Gurney tomó nota mentalmente para volver a sacar la cuestión más adelante.
¿Más adelante cuándo? ¿En qué demonios estaba pensando? Había accedido a guardarle las espaldas a Kim un día más. Guardarle las espaldas, no presentarse voluntario para un trabajo que nadie le había pedido que hiciera.
– Interesante -dijo Gurney-. ¿Alguna otra curiosidad que no se sirviera al consumo público?
– Supongo que podríamos decir que el arma era una curiosidad.
– Recuerdo que las noticias se referían a una pistola de gran calibre.
– Era una Desert Eagle.
– ¿El monstruo de calibre cincuenta?
– El mismo.
– Los profilers se centrarían en eso.
– Oh, sí, a lo grande. Pero la curiosidad no era solo el tamaño del arma. De los seis disparos recuperamos dos balas en suficiente buen estado para un análisis balístico, y una tercera que sería de uso marginal en un tribunal, pero sugerente sin duda alguna.
– ¿Sugerente por qué?
– Las tres balas procedían de tres Desert Eagle distintas.
– ¿Qué?
– Esa fue la reacción que tuvo todo el mundo.
– ¿Alguna vez llevó a una hipótesis de múltiples autores?
– Durante unos diez minutos. A Arlo Blatt se le ocurrió una de sus ideas estúpidas: que los disparos podrían ser el ritual iniciático de una banda, y que cada miembro de la banda tenía su propia Desert Eagle. Por supuesto, eso dejaba el pequeño problema del manifiesto, que parecía escrito por un profesor universitario. Y normalmente los miembros de esas bandas ni siquiera saben escribir la palabra «banda». Otra gente tuvo ideas menos estúpidas, pero en última instancia se impuso la teoría del asesino único.
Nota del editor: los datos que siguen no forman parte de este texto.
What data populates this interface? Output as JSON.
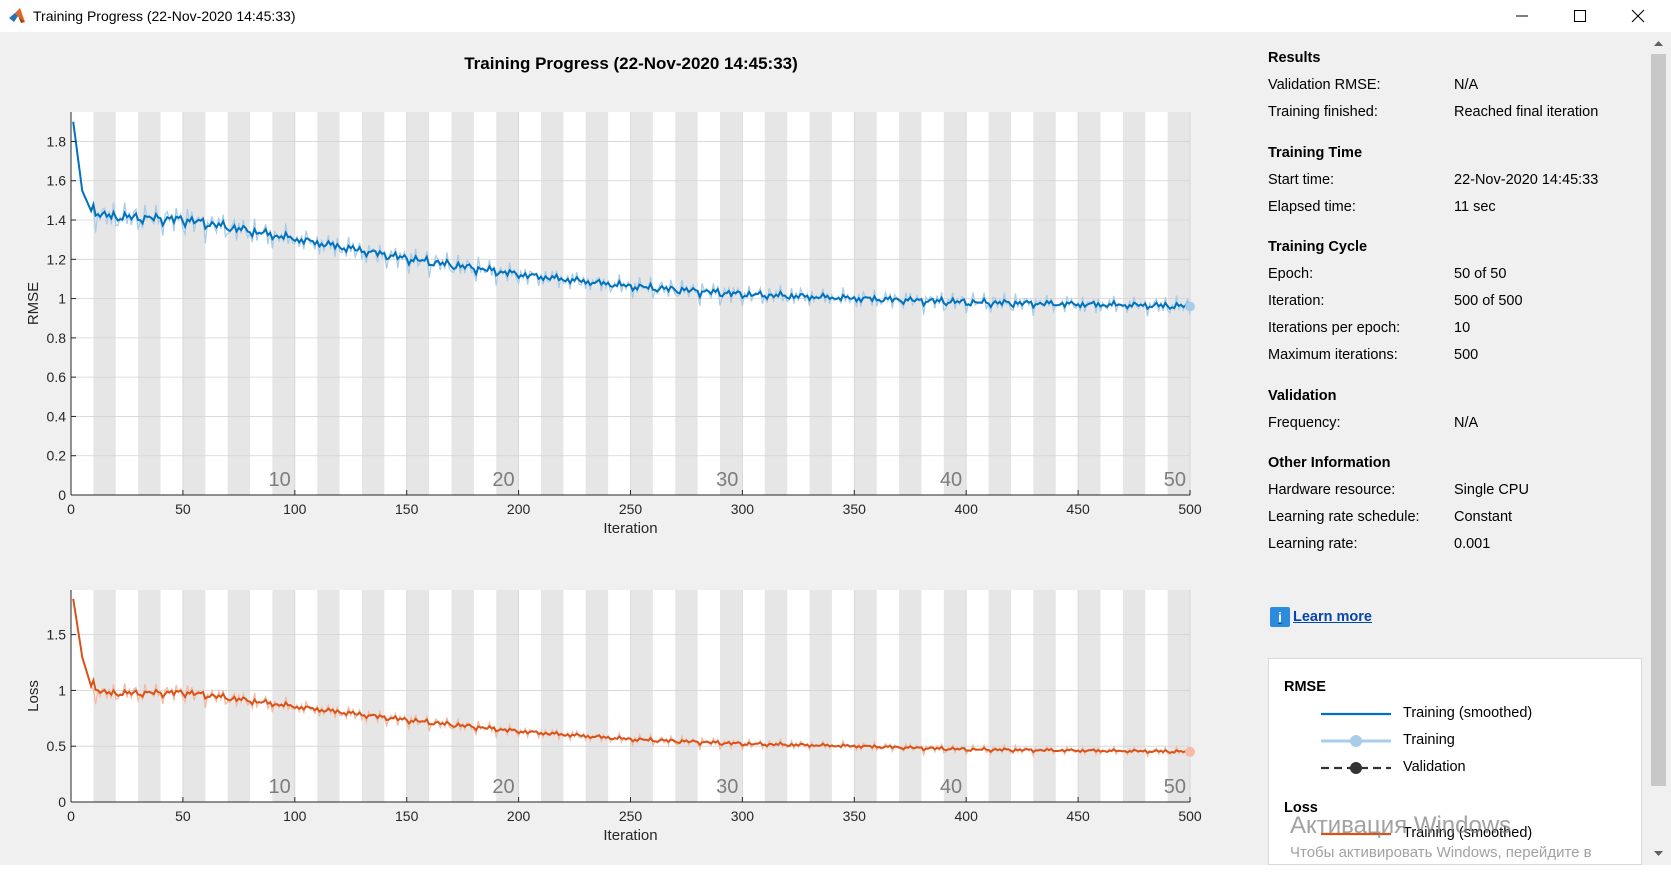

Sobre todo después de que la bendijeran los genios de ciencias del comportamiento del FBI. Las escenas de los crímenes eran esencialmente idénticas. Las reconstrucciones de la aproximación, los disparos y la huida eran idénticos. Y después de dar unas cuantas vueltas a su modelo, para los profilers tenía tanto sentido que este tipo usara seis Desert Eagle como para él emplear una sola.
Gurney solo respondió con una expresión afligida. Había tenido experiencias muy distintas con los profilers a lo largo de los años, pero tendía a considerar sus éxitos como consecuencia de aplicar simplemente el sentido común, y sus fracasos, como prueba de la vacuidad de su profesión. El problema con la mayoría de los profilers, sobre todo con los que tenían un punto de la arrogancia del FBI en su ADN, era que pensaban que realmente sabían algo y que sus especulaciones eran científicas.
– En otras palabras -dijo Gurney-, usar seis ridículas pistolas no es más ridículo que usar una pistola ridícula, porque es igualmente ridículo.